Blast Furnace on the Plains

As I traveled back to Colorado today, strong southerly winds raked the Great Plains, sweeping hot air into the Heartland and fueling tornadic thunderstorms across the Northern Plains and Upper Midwest.  Plumes of dust streamed across the Interstate and the high winds played havoc with highway signs and traffic cones; the gusty winds rocked high-profile vehicles and encouraged many travelers to stop and reinforce the ties on their cargo, enduring blasts of 90 degree (F) heat in the process.

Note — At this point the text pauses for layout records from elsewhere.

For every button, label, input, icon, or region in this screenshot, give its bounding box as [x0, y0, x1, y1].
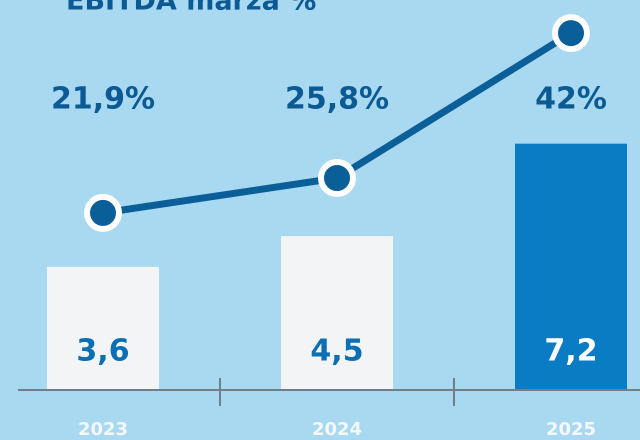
- bar: [515, 143, 627, 390]
- chart-title: EBITDA marža %: [66, 0, 316, 17]
- x-tick-label: 2024: [312, 419, 362, 440]
- bar-value-label: 3,6: [76, 334, 129, 369]
- line-marker: [552, 14, 590, 53]
- line-marker: [318, 159, 356, 198]
- bar: [281, 236, 393, 390]
- bar-value-label: 4,5: [310, 334, 363, 369]
- bar: [47, 266, 159, 390]
- line-value-label: 25,8%: [285, 82, 389, 117]
- line-value-label: 42%: [535, 82, 607, 117]
- line-value-label: 21,9%: [51, 82, 155, 117]
- x-tick-label: 2023: [78, 419, 128, 440]
- line-marker: [84, 193, 122, 232]
- bar-value-label: 7,2: [544, 334, 597, 369]
- x-tick-label: 2025: [546, 419, 596, 440]
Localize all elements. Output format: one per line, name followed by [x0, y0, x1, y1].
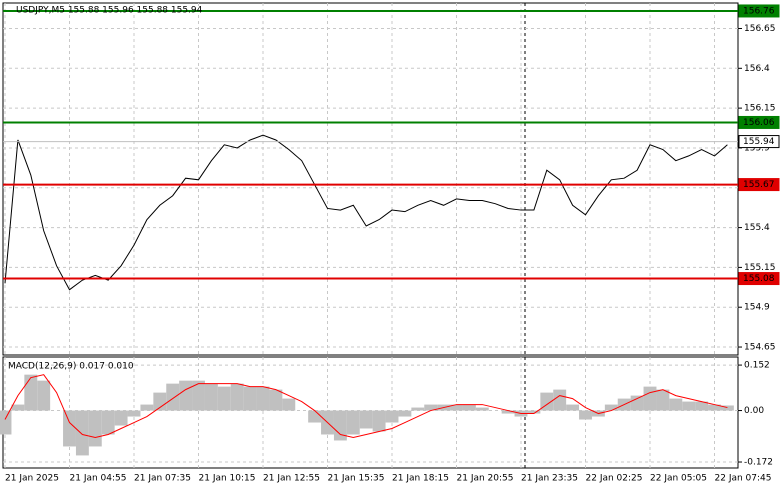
x-tick-label: 21 Jan 2025: [5, 474, 59, 484]
histogram-bar: [114, 410, 128, 426]
level-badge: [738, 178, 780, 192]
y-tick-label: 156.15: [744, 104, 776, 114]
histogram-bar: [179, 380, 193, 411]
histogram-bar: [166, 383, 180, 411]
histogram-bar: [450, 404, 463, 411]
histogram-bar: [398, 410, 412, 417]
histogram-bar: [282, 398, 296, 411]
histogram-bar: [359, 410, 373, 429]
y-tick-label: 0.00: [744, 406, 764, 416]
histogram-bar: [230, 383, 244, 411]
x-tick-label: 22 Jan 02:25: [586, 474, 643, 484]
histogram-bar: [669, 398, 683, 411]
histogram-bar: [346, 410, 360, 435]
level-label: 156.76: [743, 6, 775, 16]
histogram-bar: [475, 407, 489, 411]
x-tick-label: 22 Jan 07:45: [715, 474, 772, 484]
signal-line: [4, 374, 728, 438]
histogram-bar: [256, 386, 270, 411]
histogram-bar: [0, 410, 12, 435]
y-tick-label: 156.4: [744, 64, 770, 74]
histogram-bar: [75, 410, 89, 456]
histogram-bar: [333, 410, 347, 441]
histogram-bar: [527, 410, 541, 414]
histogram-bar: [540, 392, 554, 411]
histogram-bar: [424, 404, 438, 411]
level-label: 155.94: [743, 137, 775, 147]
y-tick-label: 154.9: [744, 303, 770, 313]
chart-title: USDJPY,M5 155.88 155.96 155.88 155.94: [16, 6, 203, 16]
x-tick-label: 21 Jan 10:15: [199, 474, 256, 484]
histogram-bar: [269, 389, 283, 411]
histogram-bar: [11, 404, 25, 411]
histogram-bar: [243, 386, 257, 411]
histogram-bar: [140, 404, 154, 411]
macd-title: MACD(12,26,9) 0.017 0.010: [8, 362, 134, 372]
histogram-bar: [656, 389, 670, 411]
x-tick-label: 21 Jan 20:55: [457, 474, 514, 484]
histogram-bar: [501, 410, 515, 414]
histogram-bar: [204, 383, 218, 411]
level-badge: [738, 4, 780, 18]
histogram-bar: [695, 401, 709, 411]
y-tick-label: 0.152: [744, 361, 770, 371]
y-tick-label: -0.172: [744, 458, 773, 468]
histogram-bar: [153, 392, 167, 411]
histogram-bar: [127, 410, 141, 417]
histogram-bar: [24, 374, 38, 411]
histogram-bar: [192, 380, 205, 411]
histogram-bar: [682, 401, 696, 411]
level-badge: [738, 135, 780, 149]
histogram-bar: [720, 405, 734, 411]
histogram-bar: [553, 389, 567, 411]
histogram-bar: [411, 407, 425, 411]
level-badge: [738, 272, 780, 286]
x-tick-label: 21 Jan 18:15: [392, 474, 449, 484]
histogram-bar: [604, 404, 618, 411]
level-label: 156.06: [743, 118, 775, 128]
histogram-bar: [579, 410, 592, 420]
x-tick-label: 21 Jan 12:55: [263, 474, 320, 484]
x-tick-label: 22 Jan 05:05: [650, 474, 707, 484]
histogram-bar: [37, 380, 51, 411]
y-tick-label: 155.4: [744, 223, 770, 233]
y-tick-label: 155.9: [744, 143, 770, 153]
y-tick-label: 155.15: [744, 263, 776, 273]
level-badge: [738, 115, 780, 129]
level-label: 155.67: [743, 180, 775, 190]
histogram-bar: [88, 410, 102, 447]
histogram-bar: [566, 404, 580, 411]
histogram-bar: [643, 386, 657, 411]
histogram-bar: [308, 410, 322, 423]
y-tick-label: 154.65: [744, 343, 776, 353]
histogram-bar: [708, 404, 721, 411]
layer: 21 Jan 2025 21 Jan 04:55 21 Jan 07:35 21 Ja…: [0, 3, 780, 484]
histogram-bar: [630, 395, 644, 411]
histogram-bar: [63, 410, 76, 447]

While the wind was a blessing for livestock, sweeping away the biting insects, the heat forced many of the cattle to gather in the shade of trees and billboards or, better yet, to wade into the shallows of ranch ponds.  Hawks took advantage of the wind to hover above the grasslands while some smaller birds proved to be victims of the higher gusts; attempting to fly south across the highway, their progress was stalled by the wind and, in a few cases, they were struck by oncoming traffic.

By the time I entered Colorado, the winds had shifted from the southwest and their intensity had diminished; as I approached Metro Denver, the early evening temperature had fallen into the low 80s. Fortunately, the altitude and thin air of the Front Range cities favor radiative cooling and the overnight low should sink into the mid fifties (ideal for natural air conditioning).